Angela laughs at the memory of their first few sessions, especially the unsuspecting video.

"Even though he was diligent, he lacked insight at times," she said. "His initial response was, 'Yes, but ... .' I said, 'OK, let's lose the 'but.' Let's look at what you're doing. The video was the hardest evidence. 'You look down when you walk, which impacts your posture, which makes you slump, which impacts your breathing, and also impacts the position of your swing.'"

They have been a team for all six of his worldwide victories, starting in 1999 when he beat Geoff Ogilvy at an Australasian Tour event, the most recent last year in Las Vegas when Pampling won for the first time in 10 years on the PGA Tour.

They moved to the Dallas area when Pampling started playing fulltime in America in 2000. Pampling reached as high as No. 22 in the world and now is trying to climb back into the top 100 at age 47. He at least has full status until he can join the PGA Tour Champions.

The lines are drawn when it comes to work and family.

"She is such a professional in what she does," Pampling said. "Her work is never at home.
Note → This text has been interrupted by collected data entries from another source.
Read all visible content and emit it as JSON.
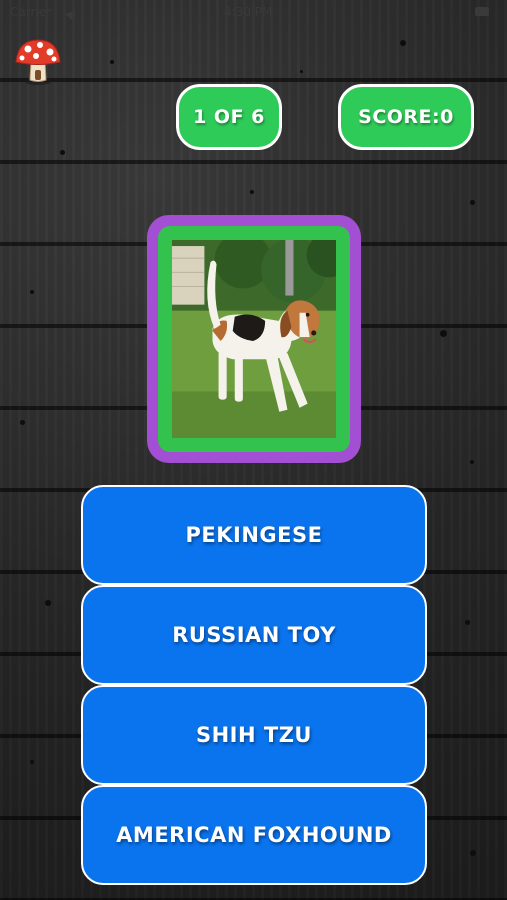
{
  "status_bar": {
    "carrier": "Carrier",
    "time": "4:30 PM"
  },
  "header": {
    "progress": "1 OF 6",
    "score": "SCORE:0"
  },
  "icons": {
    "mushroom": "mushroom-icon",
    "wifi": "wifi-icon",
    "battery": "battery-icon"
  },
  "answers": [
    "PEKINGESE",
    "RUSSIAN TOY",
    "SHIH TZU",
    "AMERICAN FOXHOUND"
  ],
  "colors": {
    "badge_green": "#2ecb58",
    "frame_purple": "#a24fd4",
    "frame_green": "#33c24d",
    "answer_blue": "#0a74ef"
  }
}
Even when we do some work together at home, we'll work for an hour and when we're done, the door closes and that side of it has left."

She is not at every tournament. There have been gaps in their working relationship brought on by life circumstances, such as the children and Angela spending three months in Australia when her father died in 2010.

The kids were asleep when Pampling returned home from winning in Las Vegas. He woke early the next morning to see them off, and to watch a replay that Angela had taped of his two-shot victory over Brooks Koepka.

Another video.

"I was double-checking to make sure it actually happened," Pampling said.

Now, work and family blend seamlessly. Pampling brought his entire family to Kapalua for the SBS Tournament of Champions, his first time eligible in 10 years. The family got a holiday in Hawaii out of it. The work never ends.

"She wakes up and says, 'Don't forget to do this, this and this,'" Pampling said. "And then she went back to bed."